4. Spawn the review subagent — on the contrasting Claude model
Resolve this skill's folder to an absolute path (you, the main agent, already resolve these relative paths, so you know the folder) and pass the absolute paths of two bundled files in the spawn prompt: agent-prompt.md (the spawn template) and review-guide.md (the rubric). Do not read their contents into the main context; the subagent's first action is to Read agent-prompt.md by path and follow it. Pass the dynamic values as a labeled list in the spawn prompt (Placeholder values: ...). Fallback: if your client's subagents cannot read files, read both files and inline their contents into a filled prompt instead (the old behavior). Then spawn:
model: the reviewer model chosen in Step 1 (different family from the author)
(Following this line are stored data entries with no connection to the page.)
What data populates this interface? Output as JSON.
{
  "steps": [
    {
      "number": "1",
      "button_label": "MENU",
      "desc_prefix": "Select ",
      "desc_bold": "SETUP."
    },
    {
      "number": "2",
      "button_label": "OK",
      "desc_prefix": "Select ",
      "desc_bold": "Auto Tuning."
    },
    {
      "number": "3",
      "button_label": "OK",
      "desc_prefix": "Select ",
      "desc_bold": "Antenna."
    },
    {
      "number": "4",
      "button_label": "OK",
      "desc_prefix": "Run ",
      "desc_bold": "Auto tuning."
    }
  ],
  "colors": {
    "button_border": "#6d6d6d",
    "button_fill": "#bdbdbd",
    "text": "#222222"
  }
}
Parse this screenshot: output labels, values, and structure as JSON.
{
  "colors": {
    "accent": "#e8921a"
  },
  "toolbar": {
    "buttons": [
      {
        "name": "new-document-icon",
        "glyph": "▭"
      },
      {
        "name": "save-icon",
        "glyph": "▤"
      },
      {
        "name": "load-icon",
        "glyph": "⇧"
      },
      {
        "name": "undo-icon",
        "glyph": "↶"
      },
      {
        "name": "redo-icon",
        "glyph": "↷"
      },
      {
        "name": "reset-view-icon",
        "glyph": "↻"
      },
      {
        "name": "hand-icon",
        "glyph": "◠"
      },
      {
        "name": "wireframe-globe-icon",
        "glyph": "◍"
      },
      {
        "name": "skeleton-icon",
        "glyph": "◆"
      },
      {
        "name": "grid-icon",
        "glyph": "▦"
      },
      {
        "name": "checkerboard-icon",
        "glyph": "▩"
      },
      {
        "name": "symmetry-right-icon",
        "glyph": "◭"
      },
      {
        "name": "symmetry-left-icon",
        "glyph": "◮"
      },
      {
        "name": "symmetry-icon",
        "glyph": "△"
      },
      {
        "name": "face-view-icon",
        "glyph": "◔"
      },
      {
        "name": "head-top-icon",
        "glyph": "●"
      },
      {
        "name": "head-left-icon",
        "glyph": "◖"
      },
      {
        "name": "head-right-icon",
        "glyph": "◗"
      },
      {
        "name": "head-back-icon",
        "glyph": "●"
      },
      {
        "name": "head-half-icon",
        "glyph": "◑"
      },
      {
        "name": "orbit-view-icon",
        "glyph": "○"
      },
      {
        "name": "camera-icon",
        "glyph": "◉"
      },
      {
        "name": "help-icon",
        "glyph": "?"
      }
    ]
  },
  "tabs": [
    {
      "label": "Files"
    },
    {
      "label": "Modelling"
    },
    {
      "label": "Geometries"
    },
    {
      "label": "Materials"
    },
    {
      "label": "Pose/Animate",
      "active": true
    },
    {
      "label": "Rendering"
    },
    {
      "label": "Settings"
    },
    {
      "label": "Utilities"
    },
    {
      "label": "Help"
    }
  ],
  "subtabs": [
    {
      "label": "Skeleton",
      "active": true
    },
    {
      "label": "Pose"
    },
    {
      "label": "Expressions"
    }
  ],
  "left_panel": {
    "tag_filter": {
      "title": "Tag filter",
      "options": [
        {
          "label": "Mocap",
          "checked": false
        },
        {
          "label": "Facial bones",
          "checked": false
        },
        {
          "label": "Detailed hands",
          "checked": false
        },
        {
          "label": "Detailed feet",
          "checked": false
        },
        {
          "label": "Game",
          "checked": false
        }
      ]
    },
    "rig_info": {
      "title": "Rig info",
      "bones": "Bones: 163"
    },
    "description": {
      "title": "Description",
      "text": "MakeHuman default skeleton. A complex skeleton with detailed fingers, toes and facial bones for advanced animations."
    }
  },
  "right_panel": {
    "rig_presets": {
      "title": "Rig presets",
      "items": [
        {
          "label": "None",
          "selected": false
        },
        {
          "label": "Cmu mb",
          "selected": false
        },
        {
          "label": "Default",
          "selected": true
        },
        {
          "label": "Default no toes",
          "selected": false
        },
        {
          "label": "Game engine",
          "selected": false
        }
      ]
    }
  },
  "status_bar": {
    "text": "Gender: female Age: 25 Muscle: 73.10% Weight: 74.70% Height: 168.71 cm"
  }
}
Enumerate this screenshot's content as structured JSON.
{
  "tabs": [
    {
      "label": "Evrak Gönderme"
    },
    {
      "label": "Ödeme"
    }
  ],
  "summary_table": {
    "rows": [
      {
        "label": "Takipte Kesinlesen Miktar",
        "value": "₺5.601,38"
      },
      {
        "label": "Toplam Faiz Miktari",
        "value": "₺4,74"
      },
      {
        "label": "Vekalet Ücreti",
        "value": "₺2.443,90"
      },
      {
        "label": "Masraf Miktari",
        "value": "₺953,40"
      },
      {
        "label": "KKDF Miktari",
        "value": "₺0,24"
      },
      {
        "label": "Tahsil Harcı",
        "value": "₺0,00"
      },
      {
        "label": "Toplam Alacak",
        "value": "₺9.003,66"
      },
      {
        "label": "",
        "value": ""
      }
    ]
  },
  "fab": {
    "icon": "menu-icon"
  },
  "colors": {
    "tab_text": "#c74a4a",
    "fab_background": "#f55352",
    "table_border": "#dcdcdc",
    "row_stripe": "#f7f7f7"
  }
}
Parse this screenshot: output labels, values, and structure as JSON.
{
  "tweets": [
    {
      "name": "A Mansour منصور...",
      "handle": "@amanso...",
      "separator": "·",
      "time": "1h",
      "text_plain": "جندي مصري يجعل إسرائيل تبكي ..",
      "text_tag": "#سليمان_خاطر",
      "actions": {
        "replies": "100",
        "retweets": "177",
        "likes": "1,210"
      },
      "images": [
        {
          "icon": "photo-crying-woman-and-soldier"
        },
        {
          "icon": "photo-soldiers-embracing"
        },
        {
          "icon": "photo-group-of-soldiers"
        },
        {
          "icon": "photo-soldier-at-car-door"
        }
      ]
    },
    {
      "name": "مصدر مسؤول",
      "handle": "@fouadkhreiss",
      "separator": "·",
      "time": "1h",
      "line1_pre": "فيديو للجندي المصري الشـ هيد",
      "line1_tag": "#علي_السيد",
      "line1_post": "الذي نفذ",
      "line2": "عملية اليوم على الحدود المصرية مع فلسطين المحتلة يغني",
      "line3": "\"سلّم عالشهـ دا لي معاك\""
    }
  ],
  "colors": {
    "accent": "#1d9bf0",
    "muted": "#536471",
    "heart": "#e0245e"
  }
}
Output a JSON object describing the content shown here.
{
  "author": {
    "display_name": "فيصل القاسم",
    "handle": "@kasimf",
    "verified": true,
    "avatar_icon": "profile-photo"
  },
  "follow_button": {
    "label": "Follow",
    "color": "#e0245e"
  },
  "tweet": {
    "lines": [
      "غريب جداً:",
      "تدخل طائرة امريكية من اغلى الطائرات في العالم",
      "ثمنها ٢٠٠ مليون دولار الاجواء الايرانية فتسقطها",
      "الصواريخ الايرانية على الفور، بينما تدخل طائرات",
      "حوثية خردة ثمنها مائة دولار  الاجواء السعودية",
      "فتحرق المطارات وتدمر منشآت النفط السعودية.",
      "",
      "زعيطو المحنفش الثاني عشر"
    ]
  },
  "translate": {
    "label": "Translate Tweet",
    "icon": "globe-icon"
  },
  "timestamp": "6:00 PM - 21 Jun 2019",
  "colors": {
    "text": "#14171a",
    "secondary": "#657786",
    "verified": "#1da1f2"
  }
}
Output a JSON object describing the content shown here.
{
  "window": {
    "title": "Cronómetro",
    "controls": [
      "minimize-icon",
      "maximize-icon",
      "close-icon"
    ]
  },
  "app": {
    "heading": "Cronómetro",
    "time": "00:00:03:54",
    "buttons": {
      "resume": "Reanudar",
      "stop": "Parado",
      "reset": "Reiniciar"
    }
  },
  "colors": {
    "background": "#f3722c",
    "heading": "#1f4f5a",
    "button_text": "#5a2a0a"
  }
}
description: "Review: <N> changed files on <reviewer-model>"
- Tools:
Read, Bash, Grep, Glob, Write, no Edit (the reviewer reports, it does not change code)
prompt: the absolute path to agent-prompt.md (Read it first, then follow it), plus Placeholder values:, a labeled list supplying:
REVIEW_GUIDE: the absolute path to review-guide.md (the subagent reads it as its rubric)
- Diff scope:
MODE, BASE, MERGE_BASE, and the changed-file list with the exact git diff command to run
- Project-context contents (inline),
AGENTS.md or CLAUDE.md fallback, the conventions the review must enforce
- Recent ADR paths (read if relevant), or inline the relevant ADR text if your client gives subagents no file access
- The test signal (
configured / none-by-design / none-yet) so it judges test adequacy correctly; never nag for tests on a none-by-design project
- Output path for findings:
docs/reviews/<date>-<branch>.md
5. Relay the result
If the subagent errored or wrote no findings file, report the failure and offer to re-run; don't relay an empty or fabricated review. Otherwise it writes the findings file and returns a compact summary. Relay:
## /review complete
**Reviewed by**: <reviewer-model> (you're on <author-model>)
**Scope**: <N> files, <branch vs base | uncommitted>
**Findings file**: `docs/reviews/<date>-<branch>.md`
**Verdict**: <Approve | Approve with nits | Changes requested | Blocked>
**Blockers** (<count>):
- <file:line, one line each>
**Major** (<count>):
- <file:line, one line each>
**Minor / nits**: <count>, see the findings file
**Strengths**: <one or two genuine positives>
Show all blockers and majors in chat; collapse minors/nits to a count with a pointer to the file. If there are zero blockers and zero majors, lead with the verdict and keep it short.
For a high-stakes change (verdict was Blocked or Changes requested, or the change is high/critical severity), append one line:
"For an independent second opinion from a different provider, switch your model with /model (or paste the diff into another assistant) and re-run /review, no API keys needed."
This skill is complete after relaying. It does not fix the findings (the implementer does that) and does not invoke other skills. If the engineer wants the issues fixed, that's a normal follow-up; /review's job is the assessment.
Reference files (in this skill's folder; relative paths)
agent-prompt.md: lean spawn template; the main model passes its absolute path in the spawn prompt and the subagent reads and follows it
review-guide.md: rubric, severity, findings format. The main model passes its absolute path in the subagent prompt; the subagent reads it (inline its text only if your client's subagents cannot read files).